With the passage of the state budget Wisconsin’s automobile insurance rules have gotten a much needed tune up so that they will work better for consumers and ensure everyone gets what they pay for when purchasing a policy.
The changes fall into three categories; who must have insurance, how much insurance should people carry and changes that make sure your claims are paid when you need it most.
Beginning in June 2010, Wisconsin will join 48 other states in requiring all drivers to carry insurance. Current estimates are that 15% of drivers carry no insurance. In 2006 there were 8,000 accidents involving uninsured drivers. These accidents caused 78 deaths and resulted in over $35 million in unpaid medical bills. Public support for mandatory auto insurance is very strong and comes as no surprise as Wisconsin citizens are strong believers in personal responsibility.
Of course having insurance is only as good as the insurance you carry. No one would believe that carrying $100 of insurance would be sufficient to cover anything and Wisconsin has required a minimum level of insurance for many years. While this strategy is sound, it only makes sense if the minimum levels are relevant to today’s medical and property costs.
The state budget wisely provides the first increase in minimum insurance levels since 1982. Beginning in 2010 the minimum level of liability insurance required will increase to $50,000 (for injuries to a person)/$100,000(all injuries in an accident/$15,000 (property damage). According to insurance industry sources 80% of the insured drivers already carry at least these amounts, so relatively few people will be affected by this change. As a matter of fact most agents have been recommending much higher coverage for many years.

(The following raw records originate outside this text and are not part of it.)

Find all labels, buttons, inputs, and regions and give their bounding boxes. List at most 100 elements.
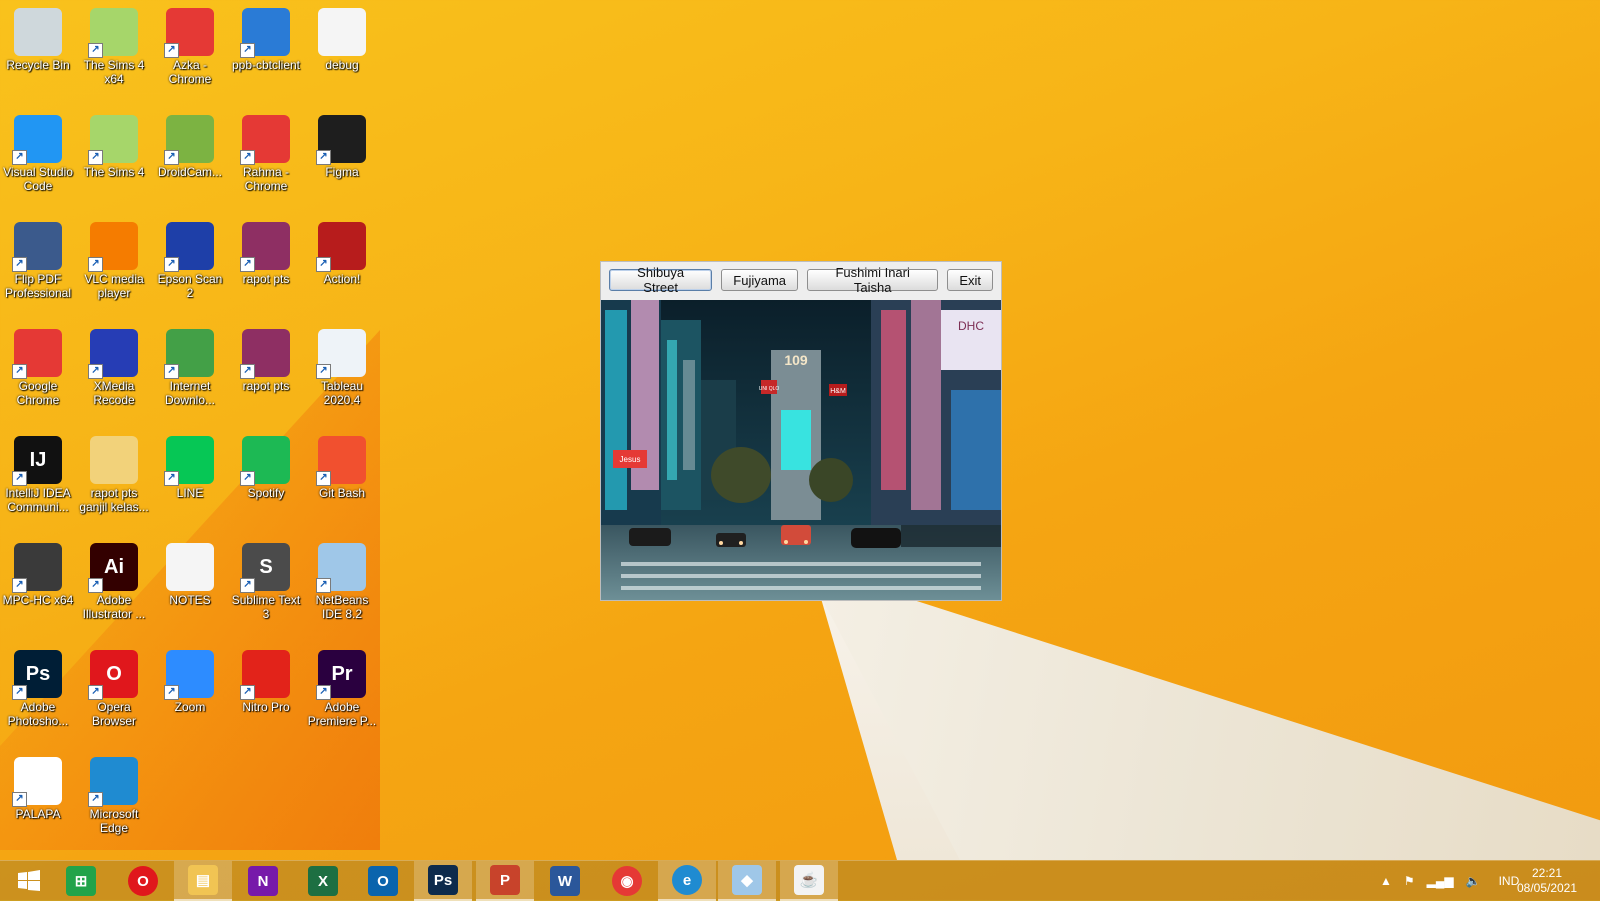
desktop-icon[interactable]: ↗ Nitro Pro [228, 642, 304, 746]
desktop-icon[interactable]: Recycle Bin [0, 0, 76, 104]
photoshop-icon: Ps [428, 865, 458, 895]
shibuya-street-button[interactable]: Shibuya Street [609, 265, 713, 295]
desktop-icon-label: VLC media player [84, 272, 144, 300]
shortcut-arrow-icon: ↗ [316, 685, 331, 700]
desktop-icon-label: The Sims 4 x64 [83, 58, 145, 86]
action-center-flag-icon[interactable]: ⚑ [1404, 874, 1415, 888]
taskbar-powerpoint-button[interactable]: P [476, 861, 534, 901]
shortcut-arrow-icon: ↗ [316, 364, 331, 379]
taskbar-opera-button[interactable]: O [114, 861, 172, 901]
taskbar-chrome-button[interactable]: ◉ [598, 861, 656, 901]
shortcut-arrow-icon: ↗ [88, 578, 103, 593]
taskbar-word-button[interactable]: W [536, 861, 594, 901]
sign-hm: H&M [830, 388, 846, 395]
desktop-icon[interactable]: S ↗ Sublime Text 3 [228, 535, 304, 639]
taskbar-excel-button[interactable]: X [294, 861, 352, 901]
network-icon[interactable]: ▂▄▆ [1427, 874, 1454, 888]
taskbar-outlook-button[interactable]: O [354, 861, 412, 901]
desktop-icon[interactable]: ↗ The Sims 4 x64 [76, 0, 152, 104]
clock-time: 22:21 [1531, 866, 1563, 880]
desktop-icon[interactable]: ↗ Spotify [228, 428, 304, 532]
desktop-icon[interactable]: ↗ VLC media player [76, 214, 152, 318]
fushimi-inari-taisha-button[interactable]: Fushimi Inari Taisha [807, 265, 939, 295]
netbeans-icon: ◆ [732, 865, 762, 895]
shortcut-arrow-icon: ↗ [316, 471, 331, 486]
desktop-icon[interactable]: ↗ Internet Downlo... [152, 321, 228, 425]
desktop-icon-label: rapot pts [242, 272, 290, 286]
desktop-icon-label: NOTES [169, 593, 211, 607]
desktop-icon-label: Git Bash [318, 486, 366, 500]
desktop-icon[interactable]: ↗ Flip PDF Professional [0, 214, 76, 318]
desktop-icon[interactable]: ↗ PALAPA [0, 749, 76, 853]
desktop-icon[interactable]: ↗ MPC-HC x64 [0, 535, 76, 639]
exit-button[interactable]: Exit [947, 269, 993, 291]
sign-uniqlo: UNI QLO [759, 386, 780, 392]
shortcut-arrow-icon: ↗ [12, 364, 27, 379]
illustrator-icon: Ai ↗ [88, 543, 138, 593]
desktop-icon[interactable]: ↗ Visual Studio Code [0, 107, 76, 211]
taskbar-edge-button[interactable]: e [658, 861, 716, 901]
desktop-icon[interactable]: ↗ Google Chrome [0, 321, 76, 425]
desktop-icon-label: Visual Studio Code [3, 165, 73, 193]
desktop-icon[interactable]: ↗ Action! [304, 214, 380, 318]
desktop-icon-label: debug [325, 58, 359, 72]
taskbar-store-button[interactable]: ⊞ [52, 861, 110, 901]
file-explorer-icon: ▤ [188, 865, 218, 895]
java-icon: ☕ [794, 865, 824, 895]
shortcut-arrow-icon: ↗ [316, 257, 331, 272]
shortcut-arrow-icon: ↗ [12, 471, 27, 486]
desktop-icon-label: Tableau 2020.4 [320, 379, 364, 407]
desktop-icon[interactable]: ↗ NetBeans IDE 8.2 [304, 535, 380, 639]
show-hidden-icons-icon[interactable]: ▲ [1380, 874, 1392, 888]
sign-jesus: Jesus [620, 455, 641, 464]
fujiyama-button[interactable]: Fujiyama [721, 269, 799, 291]
desktop-icon[interactable]: NOTES [152, 535, 228, 639]
taskbar-windows-start-button[interactable] [0, 861, 58, 901]
sign-109: 109 [784, 352, 808, 368]
desktop-icon[interactable]: ↗ ppb-cbtclient [228, 0, 304, 104]
desktop-icon[interactable]: ↗ Figma [304, 107, 380, 211]
taskbar: ⊞ O ▤ N X O Ps P W ◉ e ◆ ☕ ▲ ⚑ ▂▄▆ 🔈 IND 22:21 08/05… [0, 860, 1600, 901]
desktop-icon-label: Rahma - Chrome [242, 165, 289, 193]
taskbar-onenote-button[interactable]: N [234, 861, 292, 901]
desktop-icon-label: PALAPA [15, 807, 61, 821]
desktop-icon[interactable]: ↗ Rahma - Chrome [228, 107, 304, 211]
desktop-icon-label: Google Chrome [16, 379, 60, 407]
desktop-icon[interactable]: ↗ The Sims 4 [76, 107, 152, 211]
volume-icon[interactable]: 🔈 [1466, 874, 1481, 888]
desktop-icon-label: IntelliJ IDEA Communi... [5, 486, 71, 514]
shortcut-arrow-icon: ↗ [88, 150, 103, 165]
clock[interactable]: 22:21 08/05/2021 [1512, 866, 1582, 896]
desktop-icon[interactable]: ↗ DroidCam... [152, 107, 228, 211]
taskbar-photoshop-button[interactable]: Ps [414, 861, 472, 901]
idm-icon: ↗ [164, 329, 214, 379]
desktop-icon[interactable]: ↗ rapot pts [228, 214, 304, 318]
desktop-icon[interactable]: ↗ Epson Scan 2 [152, 214, 228, 318]
vscode-icon: ↗ [12, 115, 62, 165]
desktop-icon[interactable]: Ps ↗ Adobe Photosho... [0, 642, 76, 746]
shortcut-arrow-icon: ↗ [240, 471, 255, 486]
desktop-icon[interactable]: debug [304, 0, 380, 104]
desktop-icon[interactable]: Pr ↗ Adobe Premiere P... [304, 642, 380, 746]
desktop-icon[interactable]: ↗ Tableau 2020.4 [304, 321, 380, 425]
desktop-icon[interactable]: ↗ Azka - Chrome [152, 0, 228, 104]
taskbar-netbeans-button[interactable]: ◆ [718, 861, 776, 901]
desktop-icon[interactable]: ↗ Microsoft Edge [76, 749, 152, 853]
desktop-icon[interactable]: ↗ XMedia Recode [76, 321, 152, 425]
desktop-icon-label: DroidCam... [157, 165, 222, 179]
taskbar-java-button[interactable]: ☕ [780, 861, 838, 901]
desktop-icon[interactable]: ↗ Git Bash [304, 428, 380, 532]
recycle-bin-icon [14, 8, 62, 56]
desktop-icon[interactable]: ↗ LINE [152, 428, 228, 532]
desktop-icon[interactable]: ↗ rapot pts [228, 321, 304, 425]
desktop-icon[interactable]: ↗ Zoom [152, 642, 228, 746]
desktop-icon-label: Internet Downlo... [164, 379, 216, 407]
desktop-icon-label: XMedia Recode [93, 379, 135, 407]
desktop-icon[interactable]: rapot pts ganjil kelas... [76, 428, 152, 532]
taskbar-file-explorer-button[interactable]: ▤ [174, 861, 232, 901]
shortcut-arrow-icon: ↗ [164, 471, 179, 486]
desktop-icon[interactable]: O ↗ Opera Browser [76, 642, 152, 746]
desktop-icon[interactable]: IJ ↗ IntelliJ IDEA Communi... [0, 428, 76, 532]
desktop-icon[interactable]: Ai ↗ Adobe Illustrator ... [76, 535, 152, 639]
netbeans-icon: ↗ [316, 543, 366, 593]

In addition, coverage for both uninsured and underinsured motorists will also be mandatory at the $100,000 per person/$300,000 per accident level. Uninsured motorist coverage protects you if you are in an accident with a driver without insurance and underinsured motorist coverage protects you if you are in an accident with someone who does not have enough insurance to cover your injuries. Both coverages are personal and portable and cover you whether you are injured as a pedestrian, on a bike or in your car.
Finally, you need to be sure that if you are involved in an accident that you will have access to the coverage you pay for. A number of provisions in the state budget undo some exclusions that the insurance industry helped put in place in 1995 that allowed them to deny more claims, without reducing your premiums. That meant less coverage for you and more profits for them.
Confusing issues like reducing clauses, anti-stacking and a lack of standard definitions too often meant that consumers were unable to collect on policies they had paid for when they needed it most. The state budget returns common sense to the law and is a giant win for consumers.
Now some companies may attempt to use these changes in the law to try to justify rate increases. My advice to you is that if your rates go up, don’t simply blame the politicians, use your common sense – shop around. With over 150 insurance companies offering automobile insurance in Wisconsin, I’m sure you will find a better choice.